Abstract art is a form of artistic expression that set in at the beginning of the 20th century. Painters and sculptors increasingly distanced themselves from a representational approach to nature as such, instead composing their works of non-representational forms or forms that only suggested objects. Abstract art is also called "non-representational art" or "absolute painting". Abstract painting soon followed abstract sculpture but did not go so far.

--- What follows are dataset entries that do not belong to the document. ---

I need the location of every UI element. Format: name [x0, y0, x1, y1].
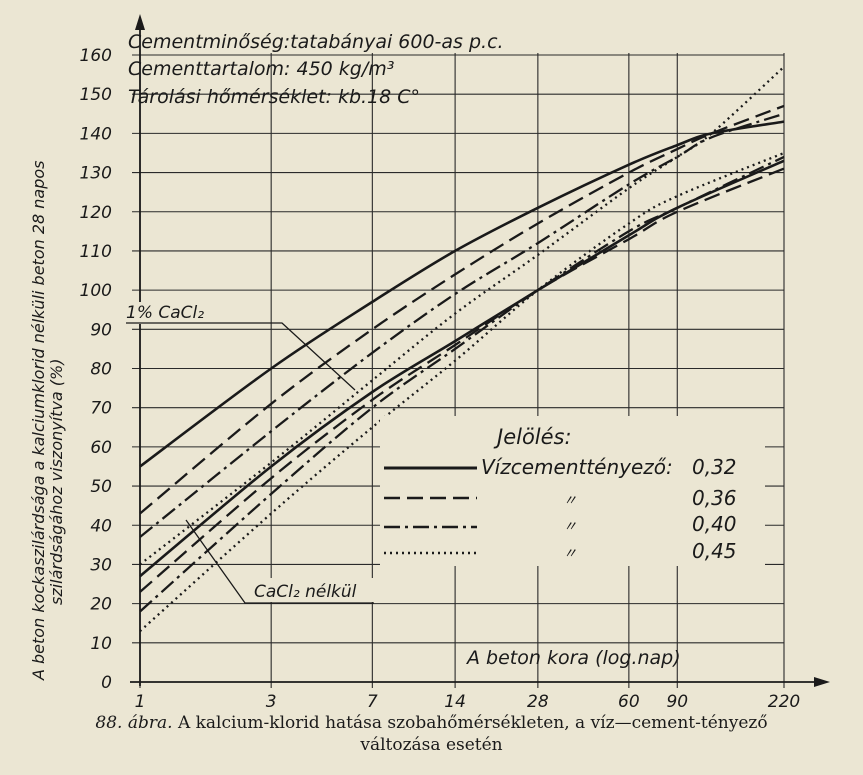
y-tick-label-140: 140 — [80, 124, 112, 144]
y-tick-label-0: 0 — [101, 673, 112, 693]
y-axis-arrow — [135, 14, 145, 30]
chart-title-line-3: Tárolási hőmérséklet: kb.18 C° — [128, 86, 420, 108]
legend-value-1: 0,32 — [692, 455, 737, 479]
legend-ditto-4: 〃 — [563, 546, 577, 562]
y-tick-label-110: 110 — [80, 242, 112, 262]
caption-text-1: A kalcium-klorid hatása szobahőmérséklet… — [177, 713, 768, 733]
y-tick-label-100: 100 — [80, 281, 112, 301]
y-tick-label-90: 90 — [90, 320, 112, 340]
x-tick-label-220: 220 — [768, 692, 800, 712]
legend-title: Jelölés: — [493, 425, 572, 449]
x-tick-label-7: 7 — [367, 692, 378, 712]
legend-bg — [380, 416, 765, 566]
y-axis-label: A beton kockaszilárdsága a kalciumklorid… — [29, 160, 66, 681]
series-line-no-cacl2-solid — [139, 159, 785, 578]
chart: 0102030405060708090100110120130140150160… — [29, 14, 830, 712]
legend-header: Vízcementtényező: — [481, 455, 673, 479]
series-line-cacl2-dashed — [139, 104, 785, 515]
x-axis-arrow — [814, 677, 830, 687]
figure-caption: 88. ábra. A kalcium-klorid hatása szobah… — [0, 712, 863, 756]
y-axis-label-line-2: szilárdságához viszonyítva (%) — [47, 359, 66, 606]
grid — [132, 53, 785, 688]
y-axis-label-line-1: A beton kockaszilárdsága a kalciumklorid… — [29, 160, 48, 681]
annotation-without-cacl2-label: CaCl₂ nélkül — [254, 582, 357, 602]
legend-value-4: 0,45 — [692, 539, 737, 563]
legend: Jelölés: Vízcementtényező: 0,32 〃 0,36 〃… — [380, 416, 765, 566]
legend-value-3: 0,40 — [692, 512, 737, 536]
series-line-no-cacl2-dashed — [139, 167, 785, 593]
annotation-with-cacl2: 1% CaCl₂ — [122, 302, 356, 391]
chart-title-line-1: Cementminőség:tatabányai 600-as p.c. — [128, 31, 504, 53]
caption-figure-number: 88. ábra. — [95, 713, 173, 733]
x-axis-label: A beton kora (log.nap) — [465, 647, 681, 669]
chart-title-block: Cementminőség:tatabányai 600-as p.c. Cem… — [128, 31, 504, 108]
y-tick-label-120: 120 — [80, 203, 112, 223]
y-tick-label-80: 80 — [90, 360, 112, 380]
annotation-without-cacl2: CaCl₂ nélkül — [185, 519, 376, 604]
x-tick-label-1: 1 — [135, 692, 146, 712]
series-lines — [139, 65, 785, 632]
x-tick-label-60: 60 — [618, 692, 640, 712]
legend-ditto-2: 〃 — [563, 493, 577, 509]
y-tick-label-160: 160 — [80, 46, 112, 66]
annotation-without-cacl2-leader — [185, 519, 374, 604]
annotation-without-cacl2-bg — [250, 578, 376, 602]
axes — [130, 14, 830, 687]
y-tick-label-70: 70 — [90, 399, 112, 419]
legend-ditto-3: 〃 — [563, 519, 577, 535]
y-tick-label-40: 40 — [90, 516, 112, 536]
x-tick-label-90: 90 — [666, 692, 688, 712]
annotation-with-cacl2-bg — [122, 302, 218, 324]
y-tick-label-130: 130 — [80, 164, 112, 184]
legend-value-2: 0,36 — [692, 486, 737, 510]
x-tick-labels: 1 3 7 14 28 60 90 220 — [135, 692, 801, 712]
y-tick-label-50: 50 — [90, 477, 112, 497]
x-tick-label-3: 3 — [266, 692, 277, 712]
caption-text-2: változása esetén — [360, 735, 503, 755]
y-tick-label-20: 20 — [90, 595, 112, 615]
chart-title-line-2: Cementtartalom: 450 kg/m³ — [128, 58, 394, 80]
series-line-cacl2-solid — [139, 120, 785, 468]
series-line-cacl2-dotted — [139, 65, 785, 566]
y-tick-label-30: 30 — [90, 555, 112, 575]
caption-line-1: 88. ábra. A kalcium-klorid hatása szobah… — [0, 712, 863, 734]
y-tick-labels: 0 10 20 30 40 50 60 70 80 90 100 110 120 130 140 150 160 — [80, 46, 112, 693]
y-tick-label-60: 60 — [90, 438, 112, 458]
x-tick-label-28: 28 — [527, 692, 549, 712]
annotation-with-cacl2-label: 1% CaCl₂ — [126, 303, 204, 323]
annotation-with-cacl2-leader — [126, 322, 356, 391]
y-tick-label-150: 150 — [80, 85, 112, 105]
y-tick-label-10: 10 — [90, 634, 112, 654]
series-line-no-cacl2-dashdot — [139, 155, 785, 613]
x-tick-label-14: 14 — [444, 692, 466, 712]
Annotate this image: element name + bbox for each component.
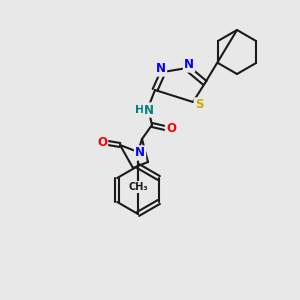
Text: N: N: [144, 103, 154, 116]
Text: O: O: [166, 122, 176, 134]
Text: N: N: [135, 146, 145, 160]
Text: S: S: [195, 98, 203, 112]
Text: CH₃: CH₃: [128, 182, 148, 192]
Text: O: O: [97, 136, 107, 149]
Text: N: N: [156, 62, 166, 76]
Text: N: N: [184, 58, 194, 71]
Text: H: H: [135, 105, 145, 115]
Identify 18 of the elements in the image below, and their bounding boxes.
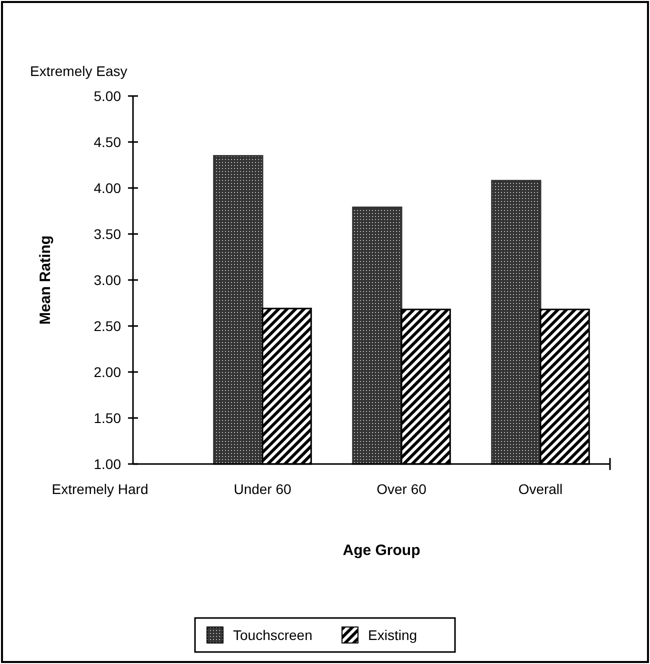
x-tick-label: Over 60 <box>376 481 427 497</box>
y-tick-label: 2.00 <box>94 364 122 380</box>
legend-label: Touchscreen <box>233 626 312 643</box>
x-tick-label: Under 60 <box>234 481 292 497</box>
y-tick-label: 1.00 <box>94 456 122 472</box>
legend-label: Existing <box>368 626 418 643</box>
x-tick-label: Overall <box>518 481 563 497</box>
y-tick-label: 4.00 <box>94 180 122 196</box>
y-tick-label: 4.50 <box>94 134 122 150</box>
y-tick-label: 3.00 <box>94 272 122 288</box>
y-tick-label: 5.00 <box>94 88 122 104</box>
y-axis-title: Mean Rating <box>37 235 54 325</box>
y-tick-label: 3.50 <box>94 226 122 242</box>
y-tick-label: 2.50 <box>94 318 122 334</box>
y-tick-label: 1.50 <box>94 410 122 426</box>
x-axis-title: Age Group <box>342 542 420 559</box>
text: Extremely Hard <box>52 481 148 497</box>
text: Extremely Easy <box>30 63 128 79</box>
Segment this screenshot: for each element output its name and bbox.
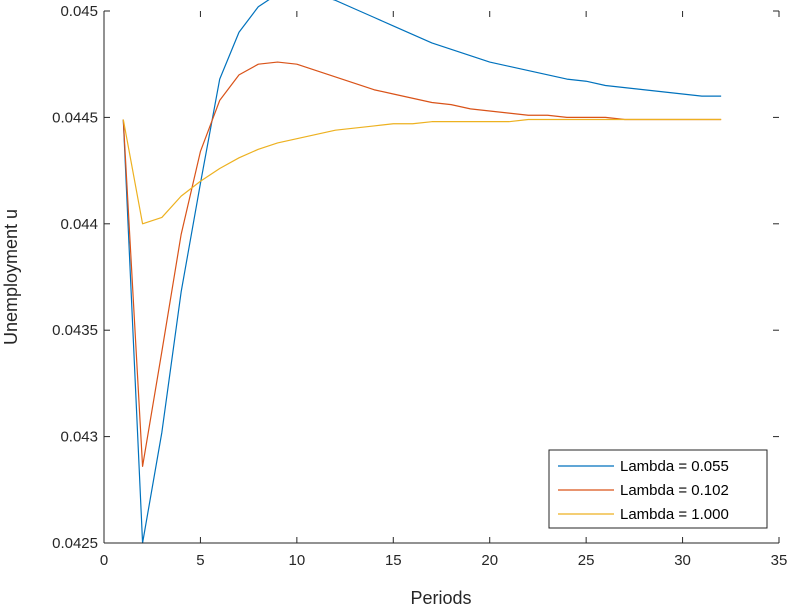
series-line-3 xyxy=(122,118,722,225)
y-tick-label: 0.045 xyxy=(60,3,98,20)
x-tick-label: 15 xyxy=(385,552,402,569)
x-tick-label: 35 xyxy=(771,552,788,569)
x-ticks: 0 5 10 15 20 25 30 35 xyxy=(100,11,788,569)
y-tick-label: 0.044 xyxy=(60,216,98,233)
y-tick-label: 0.0435 xyxy=(52,322,98,339)
y-ticks: 0.0425 0.043 0.0435 0.044 0.0445 0.045 xyxy=(52,3,779,552)
series-line-1 xyxy=(122,0,722,544)
x-tick-label: 5 xyxy=(196,552,204,569)
legend-box xyxy=(548,449,768,529)
axes-layer xyxy=(103,11,779,544)
x-tick-label: 20 xyxy=(481,552,498,569)
x-tick-label: 30 xyxy=(674,552,691,569)
y-tick-label: 0.0445 xyxy=(52,109,98,126)
x-axis-title: Periods xyxy=(410,588,471,608)
y-tick-label: 0.043 xyxy=(60,429,98,446)
x-tick-label: 25 xyxy=(578,552,595,569)
legend: Lambda = 0.055 Lambda = 0.102 Lambda = 1.0… xyxy=(548,449,768,529)
legend-label-2: Lambda = 0.102 xyxy=(620,482,729,499)
series-layer xyxy=(122,0,722,544)
y-tick-label: 0.0425 xyxy=(52,535,98,552)
y-axis-title: Unemployment u xyxy=(1,209,21,345)
x-tick-label: 10 xyxy=(289,552,306,569)
legend-label-3: Lambda = 1.000 xyxy=(620,506,729,523)
x-tick-label: 0 xyxy=(100,552,108,569)
legend-label-1: Lambda = 0.055 xyxy=(620,458,729,475)
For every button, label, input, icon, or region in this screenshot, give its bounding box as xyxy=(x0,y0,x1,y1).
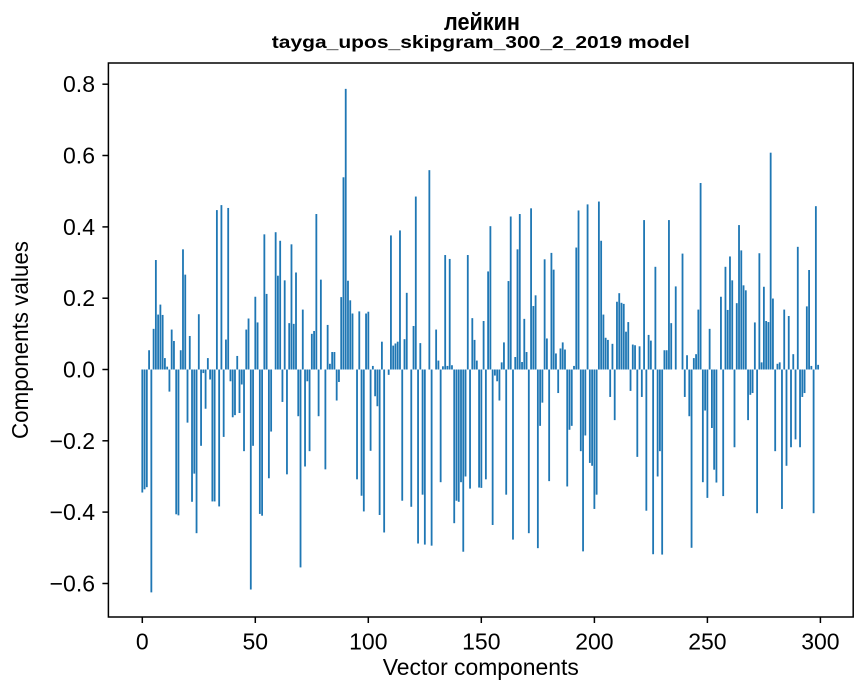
svg-text:250: 250 xyxy=(688,629,726,655)
svg-text:−0.2: −0.2 xyxy=(50,428,95,454)
svg-text:150: 150 xyxy=(462,629,500,655)
svg-text:лейкин: лейкин xyxy=(444,9,520,36)
svg-text:100: 100 xyxy=(349,629,387,655)
svg-text:0.4: 0.4 xyxy=(63,214,95,240)
svg-text:300: 300 xyxy=(801,629,839,655)
svg-text:200: 200 xyxy=(575,629,613,655)
svg-text:0: 0 xyxy=(136,629,149,655)
svg-text:0.2: 0.2 xyxy=(63,285,95,311)
svg-text:tayga_upos_skipgram_300_2_2019: tayga_upos_skipgram_300_2_2019 model xyxy=(272,32,690,52)
svg-text:Vector components: Vector components xyxy=(383,654,579,680)
svg-text:−0.4: −0.4 xyxy=(50,499,96,525)
svg-text:50: 50 xyxy=(243,629,269,655)
svg-text:0.6: 0.6 xyxy=(63,143,95,169)
svg-text:−0.6: −0.6 xyxy=(50,571,95,597)
svg-text:0.8: 0.8 xyxy=(63,71,95,97)
svg-text:0.0: 0.0 xyxy=(63,357,95,383)
svg-text:Components values: Components values xyxy=(7,241,33,439)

Pioneering abstract painters are, among others, M. K. Čiurlionis, a Lithuanian composer and painter, to whom the first entirely abstract work (1904) is attributed; the French artist Francis Picabia Francis Picabia (1879-1953) and Wassily Kandinsky (1866-1944), a native of Russia. Picabia and Kandinsky each painted their first abstract pictures according to their own standards in 1911. Kandinsky, however, presumably slightly backdated his picture. Other leading exponents of abstract art are the Russian Mikhail Larianov (1881-1964); Robert Delaunay (1885-1941), a French painter who was an early Cubist before moving on to entirely abstract painting; the Czech artist František Kupka (1871-1957) and the German-Swiss painter Paul Klee (1879-1940). Early major abstract works in sculpture were produced by the sculptor Alexander Archipenko (1887-1964) and the British artist Henry Moore (1898-1986).